Description

Work towards methodology for the integrated co-design of AI-based measurement- or diagnostic systems.

Problem Context

The goal of measurement- or diagnostic systems is to provide their user with a classification or quantitative result. When AI is used to process the data that has been collected by the hardware layer of such a system, the overall performance of the system is determined by the amount of AI-usable information that is contained in the captured dataset. Currently the hardware layers are designed using traditional design rules, resulting in the data to be focused towards human-interpretability or based on incomplete physical models of the system. Consequently, the hardware is currently unlikely to capture the most informative dataset. To overcome this limitation, and thus to allow the development of better performing solutions, future systems need to be developed using an integrated design approach that concurrently optimizes the hardware- and AI-based processing layer.

Solution

To gain further experience with this upcoming paradigm shift we used a previously built lab setup to test various approaches for the concurrent design. This included optimization of the physical Spatial Light Modulator (SLM) in the setup, while also using of the simulation environment for its flexibility and high processing speed, thus two parallel development routes were adopted. In the simulation environment, optimization methods for the SLM were tested. It should be noted that, in contrast to last year's approach, the SLM is not a layer of the deep learning model, and therefore it can no longer be (efficiently) optimized using backpropagation. This is essential for translation to the physical setup, where backpropagation of the deep learning gradient through the optical pathway is not feasible.

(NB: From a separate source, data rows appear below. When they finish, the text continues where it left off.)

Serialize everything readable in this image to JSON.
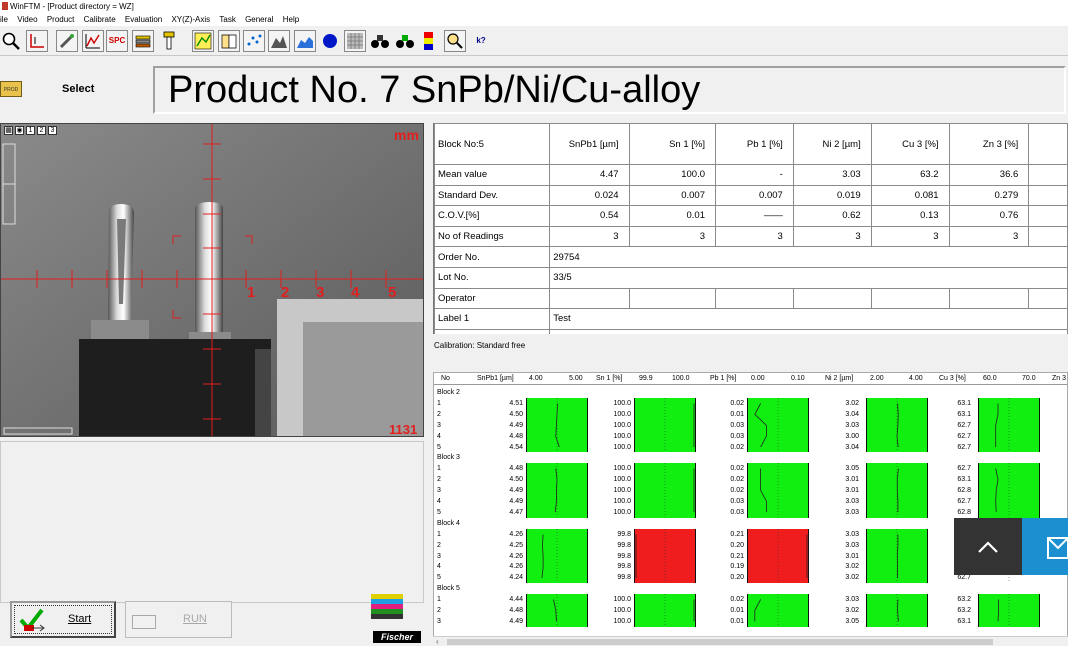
{
  "window": {
    "title": "WinFTM - [Product directory = WZ]"
  },
  "menu": {
    "items": [
      "ile",
      "Video",
      "Product",
      "Calibrate",
      "Evaluation",
      "XY(Z)-Axis",
      "Task",
      "General",
      "Help"
    ]
  },
  "toolbar": {
    "icons": [
      "magnifier-icon",
      "thickness-icon",
      "measure-tool-icon",
      "chart-icon",
      "spc-icon",
      "stack-icon",
      "probe-icon",
      "graph-icon",
      "book-icon",
      "scatter-icon",
      "mountain-icon",
      "area-icon",
      "dot-icon",
      "pattern-icon",
      "binoculars-icon",
      "binoculars-2-icon",
      "color-bar-icon",
      "zoom-icon",
      "help-icon"
    ],
    "spc_label": "SPC",
    "help_label": "k?"
  },
  "select": {
    "label": "Select"
  },
  "product": {
    "title": "Product No. 7  SnPb/Ni/Cu-alloy"
  },
  "camera": {
    "unit_label": "mm",
    "scale": [
      "1",
      "2",
      "3",
      "4",
      "5"
    ],
    "value": "1131",
    "view_buttons": [
      "1",
      "2",
      "3"
    ]
  },
  "summary": {
    "columns": [
      "Block No:5",
      "SnPb1 [µm]",
      "Sn 1 [%]",
      "Pb 1 [%]",
      "Ni 2 [µm]",
      "Cu 3 [%]",
      "Zn 3 [%]"
    ],
    "stats": [
      {
        "label": "Mean value",
        "values": [
          "4.47",
          "100.0",
          "-",
          "3.03",
          "63.2",
          "36.6"
        ]
      },
      {
        "label": "Standard Dev.",
        "values": [
          "0.024",
          "0.007",
          "0.007",
          "0.019",
          "0.081",
          "0.279"
        ]
      },
      {
        "label": "C.O.V.[%]",
        "values": [
          "0.54",
          "0.01",
          "——",
          "0.62",
          "0.13",
          "0.76"
        ]
      },
      {
        "label": "No of Readings",
        "values": [
          "3",
          "3",
          "3",
          "3",
          "3",
          "3"
        ]
      }
    ],
    "info": [
      {
        "label": "Order No.",
        "value": "29754"
      },
      {
        "label": "Lot No.",
        "value": "33/5"
      },
      {
        "label": "Operator",
        "value": ""
      },
      {
        "label": "Label 1",
        "value": "Test"
      }
    ]
  },
  "calibration": {
    "text": "Calibration: Standard free"
  },
  "detail": {
    "header": {
      "no": "No",
      "snpb": "SnPb1 [µm]",
      "snpb_min": "4.00",
      "snpb_max": "5.00",
      "sn": "Sn 1 [%]",
      "sn_min": "99.9",
      "sn_max": "100.0",
      "pb": "Pb 1 [%]",
      "pb_min": "0.00",
      "pb_max": "0.10",
      "ni": "Ni 2 [µm]",
      "ni_min": "2.00",
      "ni_max": "4.00",
      "cu": "Cu 3 [%]",
      "cu_min": "60.0",
      "cu_max": "70.0",
      "zn": "Zn 3"
    },
    "blocks": [
      {
        "label": "Block 2",
        "red": false,
        "rows": [
          [
            "1",
            "4.51",
            "100.0",
            "0.02",
            "3.02",
            "63.1"
          ],
          [
            "2",
            "4.50",
            "100.0",
            "0.01",
            "3.04",
            "63.1"
          ],
          [
            "3",
            "4.49",
            "100.0",
            "0.03",
            "3.03",
            "62.7"
          ],
          [
            "4",
            "4.48",
            "100.0",
            "0.03",
            "3.00",
            "62.7"
          ],
          [
            "5",
            "4.54",
            "100.0",
            "0.02",
            "3.04",
            "62.7"
          ]
        ]
      },
      {
        "label": "Block 3",
        "red": false,
        "rows": [
          [
            "1",
            "4.48",
            "100.0",
            "0.02",
            "3.05",
            "62.7"
          ],
          [
            "2",
            "4.50",
            "100.0",
            "0.02",
            "3.01",
            "63.1"
          ],
          [
            "3",
            "4.49",
            "100.0",
            "0.02",
            "3.01",
            "62.8"
          ],
          [
            "4",
            "4.49",
            "100.0",
            "0.03",
            "3.03",
            "62.7"
          ],
          [
            "5",
            "4.47",
            "100.0",
            "0.03",
            "3.03",
            "62.8"
          ]
        ]
      },
      {
        "label": "Block 4",
        "red": true,
        "rows": [
          [
            "1",
            "4.26",
            "99.8",
            "0.21",
            "3.03",
            ""
          ],
          [
            "2",
            "4.25",
            "99.8",
            "0.20",
            "3.03",
            ""
          ],
          [
            "3",
            "4.26",
            "99.8",
            "0.21",
            "3.01",
            ""
          ],
          [
            "4",
            "4.26",
            "99.8",
            "0.19",
            "3.02",
            ""
          ],
          [
            "5",
            "4.24",
            "99.8",
            "0.20",
            "3.02",
            "62.7"
          ]
        ]
      },
      {
        "label": "Block 5",
        "red": false,
        "rows": [
          [
            "1",
            "4.44",
            "100.0",
            "0.02",
            "3.03",
            "63.2"
          ],
          [
            "2",
            "4.48",
            "100.0",
            "0.01",
            "3.02",
            "63.2"
          ],
          [
            "3",
            "4.49",
            "100.0",
            "0.01",
            "3.05",
            "63.1"
          ]
        ]
      }
    ]
  },
  "buttons": {
    "start": "Start",
    "run": "RUN"
  },
  "logo": {
    "text": "Fischer"
  },
  "colors": {
    "pass": "#10ef10",
    "fail": "#ef1d1d",
    "crosshair": "#e31e1e"
  }
}
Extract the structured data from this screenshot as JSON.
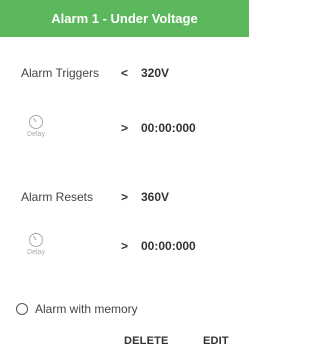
{
  "header": {
    "title": "Alarm 1 - Under Voltage",
    "bg_color": "#5cb85c"
  },
  "trigger": {
    "label": "Alarm Triggers",
    "operator": "<",
    "value": "320V"
  },
  "trigger_delay": {
    "icon": "timer-icon",
    "caption": "Delay",
    "operator": ">",
    "value": "00:00:000"
  },
  "reset": {
    "label": "Alarm Resets",
    "operator": ">",
    "value": "360V"
  },
  "reset_delay": {
    "icon": "timer-icon",
    "caption": "Delay",
    "operator": ">",
    "value": "00:00:000"
  },
  "memory": {
    "label": "Alarm with memory",
    "checked": false
  },
  "actions": {
    "delete_label": "DELETE",
    "edit_label": "EDIT"
  }
}
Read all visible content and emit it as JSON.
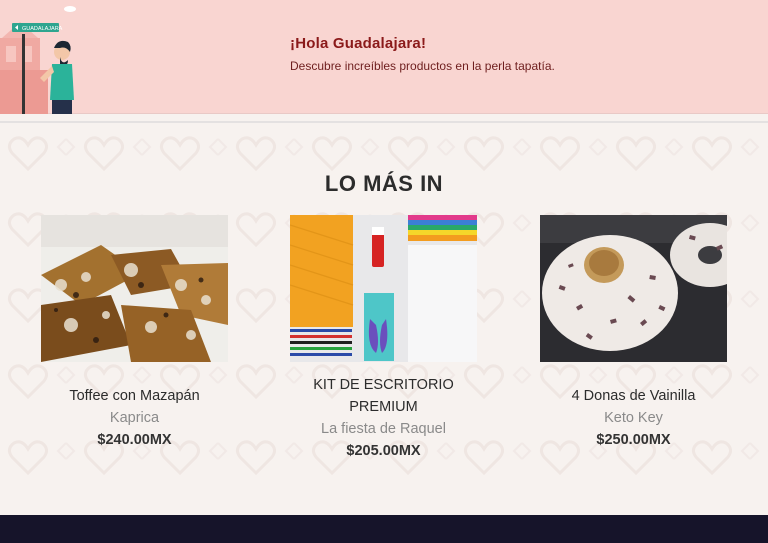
{
  "banner": {
    "sign_text": "GUADALAJARA",
    "title": "¡Hola Guadalajara!",
    "subtitle": "Descubre increíbles productos en la perla tapatía."
  },
  "section": {
    "title": "LO MÁS IN"
  },
  "products": [
    {
      "name": "Toffee con Mazapán",
      "brand": "Kaprica",
      "price": "$240.00MX"
    },
    {
      "name": "KIT DE ESCRITORIO PREMIUM",
      "brand": "La fiesta de Raquel",
      "price": "$205.00MX"
    },
    {
      "name": "4 Donas de Vainilla",
      "brand": "Keto Key",
      "price": "$250.00MX"
    }
  ],
  "colors": {
    "banner_bg": "#f9d5d1",
    "banner_title": "#8b1a1a",
    "page_bg": "#f7f2ef",
    "footer_bg": "#16142a"
  }
}
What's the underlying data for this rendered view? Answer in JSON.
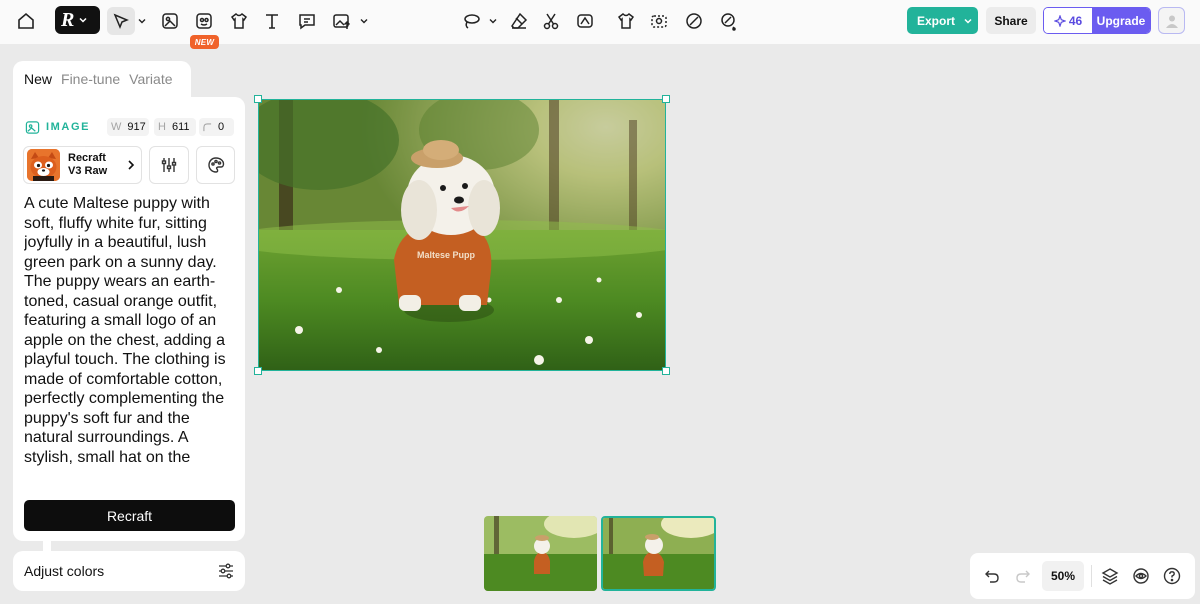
{
  "toolbar": {
    "tools": [
      {
        "name": "home-icon"
      },
      {
        "name": "brand-logo-icon"
      },
      {
        "name": "select-arrow-icon"
      },
      {
        "name": "image-frame-icon"
      },
      {
        "name": "photo-tool-icon"
      },
      {
        "name": "tshirt-mockup-icon"
      },
      {
        "name": "text-icon"
      },
      {
        "name": "comment-icon"
      },
      {
        "name": "image-upload-icon"
      },
      {
        "name": "lasso-icon"
      },
      {
        "name": "eraser-icon"
      },
      {
        "name": "scissors-icon"
      },
      {
        "name": "vectorize-icon"
      },
      {
        "name": "shirt-icon"
      },
      {
        "name": "background-remove-icon"
      },
      {
        "name": "brush-icon"
      },
      {
        "name": "magic-edit-icon"
      }
    ],
    "new_badge": "NEW",
    "export_label": "Export",
    "share_label": "Share",
    "credits": "46",
    "upgrade_label": "Upgrade"
  },
  "panel": {
    "tabs": [
      {
        "label": "New",
        "active": true
      },
      {
        "label": "Fine-tune",
        "active": false
      },
      {
        "label": "Variate",
        "active": false
      }
    ],
    "image_label": "IMAGE",
    "width_key": "W",
    "width_value": "917",
    "height_key": "H",
    "height_value": "611",
    "corner_value": "0",
    "model_name": "Recraft V3 Raw",
    "prompt": "A cute Maltese puppy with soft, fluffy white fur, sitting joyfully in a beautiful, lush green park on a sunny day. The puppy wears an earth-toned, casual orange outfit, featuring a small logo of an apple on the chest, adding a playful touch. The clothing is made of comfortable cotton, perfectly complementing the puppy's soft fur and the natural surroundings. A stylish, small hat on the",
    "recraft_label": "Recraft",
    "adjust_label": "Adjust colors"
  },
  "canvas": {
    "image_text": "Maltese Pupp"
  },
  "footer": {
    "zoom": "50%"
  },
  "colors": {
    "accent": "#22b39a",
    "upgrade": "#6b5cf0",
    "badge": "#f0622a"
  }
}
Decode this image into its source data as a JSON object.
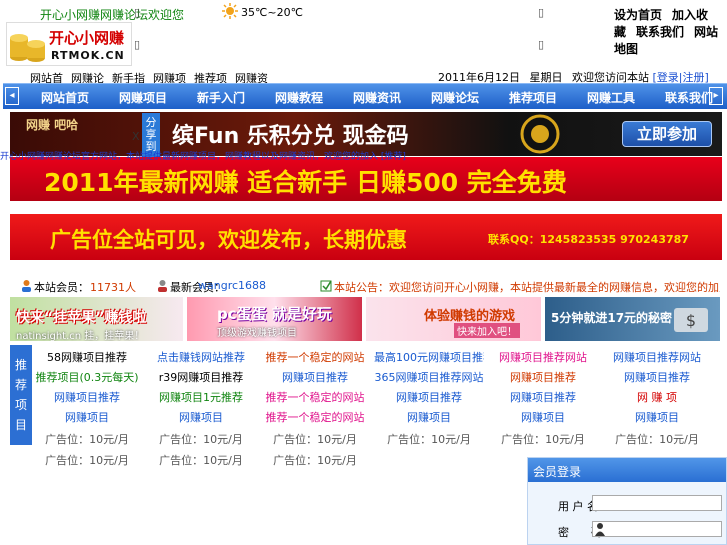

After exploring multiple routes, the strategy for optimising the SLM was chosen to be based on a genetic algorithm. The genetic algorithm is an optimization method based on natural selection, the process that drives biological evolution. The genetic algorithm uses genetic operators such as crossover (which combines the traits of two solutions to create a new solution) and mutation (which introduces random changes to a solution) to create new candidate solutions.

Results

The main new knowledge is related to the use of hardware optimization techniques, in combination with optimization of a deep learning model. The use of genetic algorithms is effective, but slow, and especially in a physical setup the duration of the optimization is likely to be a bottleneck. We experimented with efficient use of samples, by minimizing the number of samples needed for a single training epoch and maximizing the improvements per epoch. Also, we identified the length of image acquisition in the hardware setup as a key limiting factor and we improved this in our current setup. The optimization was done for an SLM with 400 parameters, but the concept can easily be expanded to a larger number of parameters, even though many hardware systems might have much less parameters that need to be optimized.